That was quick! Adobe’s emergency patch for Reader and Acrobat is here…

Update: The original version of this article listed the vulnerability report as appearing on 2012-02-12 and Adobe’s workaround on 2013-02-13, more than a year later. It was, in fact, the next day: the vulnerability report was dated 2013-02-13. Thanks to Naked Security reader Joerg for spotting the mistake. (Corrected 2013-02-21T08:37Z)

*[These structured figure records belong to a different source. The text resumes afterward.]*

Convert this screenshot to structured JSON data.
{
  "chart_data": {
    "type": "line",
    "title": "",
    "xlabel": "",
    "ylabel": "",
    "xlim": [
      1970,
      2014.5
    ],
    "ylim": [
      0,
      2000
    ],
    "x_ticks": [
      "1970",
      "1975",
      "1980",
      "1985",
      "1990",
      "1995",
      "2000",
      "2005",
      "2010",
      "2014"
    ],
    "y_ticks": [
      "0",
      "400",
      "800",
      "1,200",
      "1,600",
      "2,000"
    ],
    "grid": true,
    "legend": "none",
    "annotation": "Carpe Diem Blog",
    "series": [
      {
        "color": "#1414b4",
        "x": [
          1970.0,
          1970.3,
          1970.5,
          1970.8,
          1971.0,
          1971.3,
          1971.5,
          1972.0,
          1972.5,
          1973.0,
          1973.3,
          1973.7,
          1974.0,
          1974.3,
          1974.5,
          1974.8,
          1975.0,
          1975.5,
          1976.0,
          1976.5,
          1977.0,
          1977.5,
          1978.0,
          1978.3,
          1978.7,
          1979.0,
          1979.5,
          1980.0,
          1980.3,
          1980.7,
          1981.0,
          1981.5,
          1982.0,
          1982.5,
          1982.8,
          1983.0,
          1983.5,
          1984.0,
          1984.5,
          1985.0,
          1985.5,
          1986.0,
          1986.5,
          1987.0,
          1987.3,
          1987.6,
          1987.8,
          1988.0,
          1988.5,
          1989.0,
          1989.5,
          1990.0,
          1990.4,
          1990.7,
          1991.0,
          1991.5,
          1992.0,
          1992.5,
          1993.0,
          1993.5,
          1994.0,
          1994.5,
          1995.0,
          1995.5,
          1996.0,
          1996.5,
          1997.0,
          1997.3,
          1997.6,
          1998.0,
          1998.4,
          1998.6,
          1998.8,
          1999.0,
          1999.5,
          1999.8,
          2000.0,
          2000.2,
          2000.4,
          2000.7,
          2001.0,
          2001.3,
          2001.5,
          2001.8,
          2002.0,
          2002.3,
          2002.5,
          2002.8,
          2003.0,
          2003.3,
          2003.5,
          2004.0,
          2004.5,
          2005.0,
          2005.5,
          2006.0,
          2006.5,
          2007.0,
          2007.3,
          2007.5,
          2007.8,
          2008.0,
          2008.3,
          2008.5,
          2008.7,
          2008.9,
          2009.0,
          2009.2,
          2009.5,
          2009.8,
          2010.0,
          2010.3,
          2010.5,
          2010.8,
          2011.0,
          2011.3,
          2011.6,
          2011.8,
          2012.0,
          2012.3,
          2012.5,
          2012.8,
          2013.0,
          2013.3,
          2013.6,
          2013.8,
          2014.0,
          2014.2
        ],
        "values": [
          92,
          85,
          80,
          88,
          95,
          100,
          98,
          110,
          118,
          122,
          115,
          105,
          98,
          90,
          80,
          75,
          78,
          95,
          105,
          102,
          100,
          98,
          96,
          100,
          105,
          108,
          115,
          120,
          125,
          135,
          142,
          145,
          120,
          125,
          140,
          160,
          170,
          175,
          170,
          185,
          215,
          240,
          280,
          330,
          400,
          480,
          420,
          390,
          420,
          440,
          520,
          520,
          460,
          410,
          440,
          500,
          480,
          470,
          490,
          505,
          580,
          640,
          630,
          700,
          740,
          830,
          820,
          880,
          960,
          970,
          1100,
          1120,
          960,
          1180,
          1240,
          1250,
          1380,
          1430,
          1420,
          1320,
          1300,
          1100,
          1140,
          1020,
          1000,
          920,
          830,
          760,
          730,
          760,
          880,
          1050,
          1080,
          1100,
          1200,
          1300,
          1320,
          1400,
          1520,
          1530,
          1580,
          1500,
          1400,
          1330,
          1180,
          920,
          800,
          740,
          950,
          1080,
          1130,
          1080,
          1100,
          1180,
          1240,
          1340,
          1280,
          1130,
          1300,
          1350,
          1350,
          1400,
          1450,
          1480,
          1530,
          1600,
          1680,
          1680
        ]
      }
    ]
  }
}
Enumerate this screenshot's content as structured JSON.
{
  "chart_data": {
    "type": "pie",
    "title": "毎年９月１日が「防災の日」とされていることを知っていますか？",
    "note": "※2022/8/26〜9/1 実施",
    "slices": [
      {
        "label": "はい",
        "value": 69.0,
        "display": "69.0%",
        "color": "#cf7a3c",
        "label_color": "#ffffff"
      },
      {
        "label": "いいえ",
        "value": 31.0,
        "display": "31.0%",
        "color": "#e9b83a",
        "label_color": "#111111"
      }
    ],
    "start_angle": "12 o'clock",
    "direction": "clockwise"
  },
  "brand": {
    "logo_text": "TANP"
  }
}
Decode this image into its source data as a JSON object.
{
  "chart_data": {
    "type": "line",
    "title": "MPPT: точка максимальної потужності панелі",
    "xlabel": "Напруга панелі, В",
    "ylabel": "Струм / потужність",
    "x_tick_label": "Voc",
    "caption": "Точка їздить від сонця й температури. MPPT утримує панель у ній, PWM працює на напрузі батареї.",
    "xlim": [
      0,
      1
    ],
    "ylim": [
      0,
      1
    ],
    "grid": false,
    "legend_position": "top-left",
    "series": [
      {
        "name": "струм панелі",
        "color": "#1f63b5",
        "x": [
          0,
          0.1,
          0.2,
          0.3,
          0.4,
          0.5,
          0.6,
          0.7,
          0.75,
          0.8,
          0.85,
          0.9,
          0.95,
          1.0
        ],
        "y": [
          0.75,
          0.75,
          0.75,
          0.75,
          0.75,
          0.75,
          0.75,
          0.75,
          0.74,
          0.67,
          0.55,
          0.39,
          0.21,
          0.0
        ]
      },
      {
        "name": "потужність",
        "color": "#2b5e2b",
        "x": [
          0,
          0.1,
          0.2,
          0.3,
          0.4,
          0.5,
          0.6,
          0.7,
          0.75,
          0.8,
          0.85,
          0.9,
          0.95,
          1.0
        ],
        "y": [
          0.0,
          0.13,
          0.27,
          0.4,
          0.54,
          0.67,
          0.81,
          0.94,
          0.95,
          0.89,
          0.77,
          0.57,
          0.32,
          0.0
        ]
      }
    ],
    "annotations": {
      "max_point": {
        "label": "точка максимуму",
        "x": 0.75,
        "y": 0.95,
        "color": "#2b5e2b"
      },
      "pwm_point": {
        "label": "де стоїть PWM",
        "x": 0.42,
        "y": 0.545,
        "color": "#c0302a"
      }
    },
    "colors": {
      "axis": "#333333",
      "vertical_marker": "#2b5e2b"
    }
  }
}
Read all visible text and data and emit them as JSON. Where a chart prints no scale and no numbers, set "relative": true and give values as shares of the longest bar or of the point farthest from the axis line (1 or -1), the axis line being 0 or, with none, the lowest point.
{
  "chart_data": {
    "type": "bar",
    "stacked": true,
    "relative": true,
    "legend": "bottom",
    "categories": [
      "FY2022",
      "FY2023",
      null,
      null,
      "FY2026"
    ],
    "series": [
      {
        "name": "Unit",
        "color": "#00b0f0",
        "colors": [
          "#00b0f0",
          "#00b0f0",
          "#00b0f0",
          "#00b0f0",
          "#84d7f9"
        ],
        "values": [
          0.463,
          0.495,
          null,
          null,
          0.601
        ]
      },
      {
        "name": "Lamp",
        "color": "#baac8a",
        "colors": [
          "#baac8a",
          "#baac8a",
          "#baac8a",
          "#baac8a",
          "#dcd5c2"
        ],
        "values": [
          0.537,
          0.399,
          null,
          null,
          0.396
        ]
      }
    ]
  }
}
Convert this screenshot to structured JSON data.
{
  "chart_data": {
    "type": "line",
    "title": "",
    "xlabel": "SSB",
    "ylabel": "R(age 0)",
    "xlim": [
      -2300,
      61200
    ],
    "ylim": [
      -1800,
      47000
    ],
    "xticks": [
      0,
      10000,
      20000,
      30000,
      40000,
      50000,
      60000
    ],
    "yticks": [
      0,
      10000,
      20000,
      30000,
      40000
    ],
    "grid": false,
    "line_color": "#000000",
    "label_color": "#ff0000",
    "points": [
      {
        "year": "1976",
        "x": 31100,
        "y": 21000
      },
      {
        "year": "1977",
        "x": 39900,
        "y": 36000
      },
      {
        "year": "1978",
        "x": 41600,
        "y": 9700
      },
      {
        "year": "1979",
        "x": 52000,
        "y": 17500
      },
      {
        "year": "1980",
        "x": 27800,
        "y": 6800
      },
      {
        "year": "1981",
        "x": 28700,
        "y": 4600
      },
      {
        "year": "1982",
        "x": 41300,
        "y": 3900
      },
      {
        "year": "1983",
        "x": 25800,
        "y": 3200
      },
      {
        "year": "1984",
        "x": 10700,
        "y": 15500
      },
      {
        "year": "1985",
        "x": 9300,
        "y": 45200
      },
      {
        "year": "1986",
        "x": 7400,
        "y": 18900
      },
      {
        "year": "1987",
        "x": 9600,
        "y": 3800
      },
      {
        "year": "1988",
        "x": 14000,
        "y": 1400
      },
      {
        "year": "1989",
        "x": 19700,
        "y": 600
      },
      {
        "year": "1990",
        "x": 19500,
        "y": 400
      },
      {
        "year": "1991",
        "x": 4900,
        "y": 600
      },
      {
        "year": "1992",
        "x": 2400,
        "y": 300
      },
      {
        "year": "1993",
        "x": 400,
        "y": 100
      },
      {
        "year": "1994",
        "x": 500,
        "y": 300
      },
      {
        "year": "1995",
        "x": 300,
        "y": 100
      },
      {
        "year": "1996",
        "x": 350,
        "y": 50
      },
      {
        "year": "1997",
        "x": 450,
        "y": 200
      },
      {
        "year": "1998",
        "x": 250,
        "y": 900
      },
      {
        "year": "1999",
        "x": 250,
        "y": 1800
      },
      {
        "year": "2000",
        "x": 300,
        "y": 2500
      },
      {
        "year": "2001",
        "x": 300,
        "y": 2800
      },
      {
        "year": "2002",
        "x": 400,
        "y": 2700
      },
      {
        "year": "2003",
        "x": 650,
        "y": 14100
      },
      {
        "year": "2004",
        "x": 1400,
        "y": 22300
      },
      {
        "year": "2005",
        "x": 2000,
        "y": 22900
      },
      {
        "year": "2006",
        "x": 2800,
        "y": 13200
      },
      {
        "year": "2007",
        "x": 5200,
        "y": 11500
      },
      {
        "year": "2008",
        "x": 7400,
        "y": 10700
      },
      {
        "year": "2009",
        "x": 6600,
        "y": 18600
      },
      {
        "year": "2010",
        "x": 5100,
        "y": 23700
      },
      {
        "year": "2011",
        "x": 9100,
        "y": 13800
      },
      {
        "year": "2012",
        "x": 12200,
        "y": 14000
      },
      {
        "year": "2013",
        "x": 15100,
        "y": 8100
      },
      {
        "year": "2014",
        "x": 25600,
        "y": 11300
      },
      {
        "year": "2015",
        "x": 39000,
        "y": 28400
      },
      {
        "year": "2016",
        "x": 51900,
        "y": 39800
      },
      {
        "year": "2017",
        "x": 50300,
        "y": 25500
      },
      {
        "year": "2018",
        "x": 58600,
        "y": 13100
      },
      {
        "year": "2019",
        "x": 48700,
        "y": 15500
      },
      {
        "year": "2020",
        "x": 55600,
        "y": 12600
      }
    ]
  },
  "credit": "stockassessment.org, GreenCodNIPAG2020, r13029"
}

Adobe has released the emergency update for Reader and Acrobat that it promised late last week.

The company decided to get a move on to deal with a newly-reported vulnerability that was actively being exploited, at least on Windows and the Mac.

The timeline has been pretty swift:

The fixes are available for all affected platforms, so Windows, Mac and Linux users should all upgrade.

Adobe rates these updates at a priority of 1 on the Windows and Macintosh platforms, for all supported product versions (9, 10, 11).

That’s because the vulnerability was not just known, but actively being exploited.

On Linux, the rating is 2, which means that vulnerabilities exist in the product, but no exploits are known.

How quickly should you act?

Adobe’s recommendations are to get Ones done in three days, or “as soon as possible,” and Twos within a month, which it describes as “soon.”

If you’re still labouring away under a change control regimen that makes this sort of responsiveness difficult, it’s high time to work at speeding things up.

In this case, Adobe has bust a gut to get its patch done quickly and within the promised timeframe.

You may as well take advantage of Adobe’s new-found velocity!

PS. If you have your Reader or Acrobat installation set to update automatically, it will. But you can fast-forward the update if you want, by using Help | Check for Updates.